Mevlanalar , yunuslar samimiydiler…
Ben bunu deyince birisi bana demişti ki, biz Mevlana olamayız… Onlar başka…
Nasıl yani?.. Mevlana başka bir tür mü? O da beşer olarak gelmedi mi bu dünyaya?
İnsanın en büyük yanılgısı, tekamül yolculuğunu gözünde büyütmesidir belkide…
Sanki insanı kamil olmak için 100.000 kitap okumak çile odalarında sabahlamak gerekir, sanıyoruz…
Belki öyle de olur, onu bilemem ama bence şartlar yeterince çileliyken, kapitalizm hem sosyal hem de bireysel yabancılaşmaya hizmet ederken çile odasına gerek var mı? Bakmak lazım..
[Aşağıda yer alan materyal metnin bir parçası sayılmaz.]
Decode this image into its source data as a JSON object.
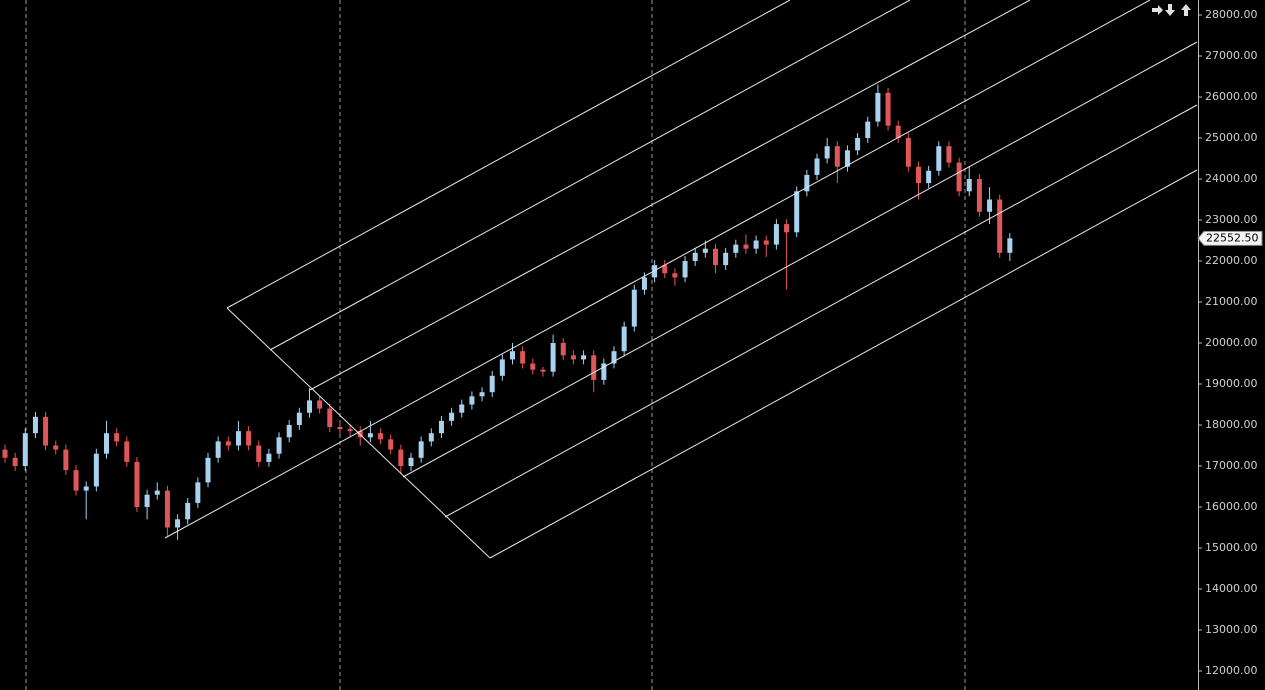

Binlerce bilginin içinde, algısını kaybetmiş bazı biçare insanlar, o eğitimden o eğitime koşarken, durup düşünmeden kişisel gelişim eğitimlerini kapitalizme araç edenlere yine kurban mı oldu acaba?
Ne diyeyim? Umarım kendimizi ıslah edebiliriz…
Hani derler ya Allah ıslah etsin diye…onu ben pek demem..
Çünkü ıslah işi, nefs terbiyesi işi önce bize aittir…
Yok anlamaz isek, o zaman Allah öyle bir ıslah eder ki… Şefkat tokatları ile!!!
Onun yerine, “Allah nefsini ıslah edecek feraset ve basiret nasip etsin.” derim…
Sonuç olarak dostlar, insan kendi ile barışabilir çünkü, bir kişi yaptıysa tüm insanlar bunu yapabilir…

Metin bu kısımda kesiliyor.